• by Sean Hargrave , Staff Writer, July 8, 2019

You can argue about the accuracy of a statement that suggests this is the first time GDPR has been swung into meaningful use, but you most definitely have to agree that this is certainly going to be the big fine levelled at a huge name that will go down as the moment when the new law suddenly became very real. If Kodak is the brand name associated with not moving with the digital times, BA will now be forever the poster child of what happens when GDPR bites. 

Regular readers will remember I've been telling digital marketers that although a massive GDPR fine would be a major brand issue, it was always more likely that the big fines would come from IT issues, not accidentally sending someone an email who had asked not to be contacted.

That is exactly what we have here. It would appear that last June, some cyber criminals managed to trick people into going to a fake site where their personal information was harvested.

The details have not been revealed, but it is fair to assume that cybercriminals syphoned off traffic from BA's own site. This doesn't appear to be a spoofed site -- one of those domains that looks similar enough to trick people into clicking on it. For that level of fine, it would have to have been a link from the BA site that was taken over.

As a result, 500,000 people had their personal information compromised.
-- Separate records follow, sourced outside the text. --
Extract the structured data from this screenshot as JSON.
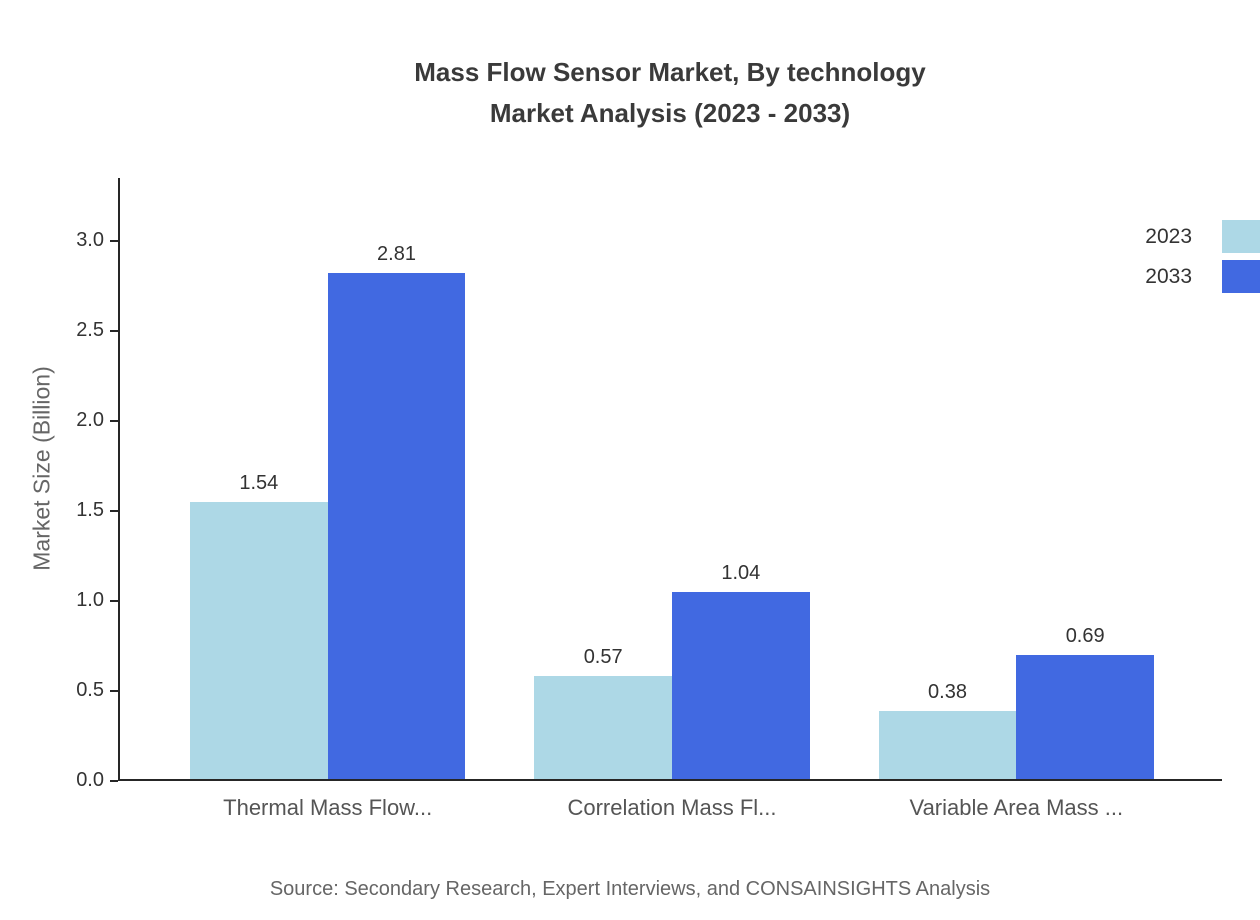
{
  "title": {
    "line1": "Mass Flow Sensor Market, By technology",
    "line2": "Market Analysis (2023 - 2033)"
  },
  "chart_data": {
    "type": "bar",
    "categories": [
      "Thermal Mass Flow...",
      "Correlation Mass Fl...",
      "Variable Area Mass ..."
    ],
    "series": [
      {
        "name": "2023",
        "color": "#add8e6",
        "values": [
          1.54,
          0.57,
          0.38
        ]
      },
      {
        "name": "2033",
        "color": "#4169e1",
        "values": [
          2.81,
          1.04,
          0.69
        ]
      }
    ],
    "title": "Mass Flow Sensor Market, By technology Market Analysis (2023 - 2033)",
    "xlabel": "",
    "ylabel": "Market Size (Billion)",
    "yticks": [
      0.0,
      0.5,
      1.0,
      1.5,
      2.0,
      2.5,
      3.0
    ],
    "ylim": [
      0,
      3.35
    ],
    "grid": false,
    "legend_position": "top-right"
  },
  "source": "Source: Secondary Research, Expert Interviews, and CONSAINSIGHTS Analysis"
}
The ICO does not state whether or not this included financial details, but has criticised BA for having poor security around both its log-in and payment facilities.

There are two major issues at play here that aren't really being covered in the press. The first is that, as the ICO points out, it is working on behalf of the data regulators across Europe. The good old days before GDPR are long gone. Then, you could be helpful and expect a fair hearing and a regulator that would give you the benefit of the doubt. The system is now EU-wide and not as flexible, even if a regulator truly believes it was an honest mistake. 

The second is that despite this situation, the ICO is pointing out that the GBP183m fine is what it intends to issue -- and that BA is welcome to make the case for why this should be reduced. Even so, as the statement from the ICO makes clear here, it will still be listening to other data regulators as well. BA can make its case but then so can data regulators in every other EU country.

This is how the authority signed off its statement on the proposed fine. "The ICO will consider carefully the representations made by the company and the other concerned data protection authorities before it takes its final decision."

So there is some wiggle room there for BA to get a reduction. It has said it is "disappointed" with the level of the proposed fine. Reading between the lines, the airline is thinking that as in the days before GDPR, coming forward to reveal a data hack and then fixing it, with a warning to affected customers, was enough. Clearly that is no longer the case.

In addition to the doom-and-gloom talk that preceded GDPR becoming law, I always felt the most interesting aspect would be cybercrime. Several experts warned me at the time that the new law would straightjacket our own ICO into acting on behalf of all regulators and that would mean an end to leniency being offered to those who did the decent thing, as BA did, and came forward to admit a problem and fix it. 

The airline has been fined around 1.7% of its annual turnover, and as we all know, GDPR could have taken this to a maximum of 4%. The ICO will claim, then, that it has cut the airline some slack for handling the breach responsibly, but will probably come back to its accusation that BA should have done more to protect its customers' data.

So don't expect that fine to change considerably, if at all, although BA will obviously do all it can to get a reduction.

The takeaway for marketing? Brand image suffers when people lose trust in a company's ability to protect data, just as with Talk Talk. That means GDPR isn't only about marketing, but also cyber security. The sting in the tail was always going to come through protecting data from misuse.

GDPR always was -- and always will be -- about cyber security, as it is the legal basis for processing customer data.